Je commencerai par répondre à la question de Mme Louwagie concernant le choix du ratio. Pour être parfaitement transparent avec l'Assemblée nationale, je considère que le ratio, contrairement au caractère nominatif des actions ou encore à la limitation de durée, n'est pas un garde-fou, mais un sujet de négociation entre les investisseurs et les entrepreneurs. Il ne revient pas à l'Assemblée de leur imposer tel ou tel ratio, sachant que toute modification ultérieure du ratio influerait sur l'investissement. En pratique, la régulation s'accomplira par la négociation entre l'investisseur, qui pourrait être dissuadé d'investir s'il juge que le ratio, trop élevé, diluerait trop ses droits de gouvernance, et l'entrepreneur qui voudra fixer un ratio suffisant pour y trouver son compte.
Il se trouve que le droit européen, cherchant à établir un compromis entre les places boursières qui autorisent les actions à droits de vote multiples et celles qui ne les autorisent pas, impose la fixation d'un ratio maximal. Ne souhaitant pas surtransposer le droit européen, car j'estime que la France souffre déjà de l'avoir souvent surtransposé, j'ai choisi une limite supérieure aux ratios que je considère comme réalistes. Dans le même esprit, j'aurais tout aussi bien pu fixer un ratio de trente pour un. En effet, je ne pense pas que des entreprises se doteront réellement d'actions à droits de vote multiples avec un ratio de vingt-cinq pour un, mais je souhaite laisser toute latitude aux entrepreneurs et aux éventuels investisseurs pour trouver l'équilibre adapté à une entreprise donnée. Le fin mot reviendra à l'entrepreneur puisque c'est lui qui décidera dans quelles conditions il fera entrer son entreprise en Bourse. Voilà où est le garde-fou.

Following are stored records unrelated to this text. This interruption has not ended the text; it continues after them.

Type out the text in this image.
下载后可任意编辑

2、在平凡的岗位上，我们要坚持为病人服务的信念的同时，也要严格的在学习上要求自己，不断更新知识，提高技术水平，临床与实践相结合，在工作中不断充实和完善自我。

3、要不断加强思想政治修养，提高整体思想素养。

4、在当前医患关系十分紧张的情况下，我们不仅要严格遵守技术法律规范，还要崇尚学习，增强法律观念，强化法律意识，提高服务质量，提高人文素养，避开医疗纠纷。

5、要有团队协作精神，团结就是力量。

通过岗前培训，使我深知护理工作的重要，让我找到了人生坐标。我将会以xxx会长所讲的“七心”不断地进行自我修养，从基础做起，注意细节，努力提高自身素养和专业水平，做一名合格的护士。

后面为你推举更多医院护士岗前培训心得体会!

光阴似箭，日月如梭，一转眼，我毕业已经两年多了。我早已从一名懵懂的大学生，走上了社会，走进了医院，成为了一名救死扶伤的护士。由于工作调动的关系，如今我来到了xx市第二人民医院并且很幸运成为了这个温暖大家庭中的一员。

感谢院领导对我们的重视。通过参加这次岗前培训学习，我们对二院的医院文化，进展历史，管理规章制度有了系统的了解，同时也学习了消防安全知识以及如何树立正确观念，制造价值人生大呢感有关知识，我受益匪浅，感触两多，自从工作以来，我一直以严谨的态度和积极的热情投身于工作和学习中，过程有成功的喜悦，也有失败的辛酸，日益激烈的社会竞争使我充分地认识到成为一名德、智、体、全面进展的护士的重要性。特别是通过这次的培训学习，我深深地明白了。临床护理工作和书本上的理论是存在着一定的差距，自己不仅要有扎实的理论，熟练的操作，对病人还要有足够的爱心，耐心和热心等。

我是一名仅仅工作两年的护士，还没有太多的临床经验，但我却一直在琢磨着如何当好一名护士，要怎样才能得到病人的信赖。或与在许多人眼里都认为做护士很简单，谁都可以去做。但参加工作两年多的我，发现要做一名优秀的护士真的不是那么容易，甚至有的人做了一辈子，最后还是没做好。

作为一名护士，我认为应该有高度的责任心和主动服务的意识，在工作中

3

Quant à l'amendement, qui vise de fait à ne pas fixer de limite à la durée des actions de préférence et à en faire une caractéristique définitive du financement d'une entreprise, j'y suis défavorable. En effet, le dispositif a pour but d'aider une entreprise qui entre en Bourse, ce qui explique qu'il soit limité dans le temps. Il n'a pas vocation à asseoir un actionnariat pendant des dizaines d'années, mais à soutenir les entreprises dans le moment de fragilité où elles décident d'être cotées en Bourse, sur un marché qui peut être très exigeant. Au bout de dix ans, dans le cas où 66 % des actionnaires – des actionnaires, et non des votes pondérés par les actions à droits de vote multiples – considèrent qu'il est dans l'intérêt social de l'entreprise de reconduire le dispositif, ils pourront le prolonger de cinq ans, ce qui permet de tenir compte de certains secteurs particuliers où il faut davantage de temps aux entreprises pour se développer. Au bout de quinze ans au plus, il convient en revanche de revenir au droit commun et de mettre fin aux droits de vote multiples.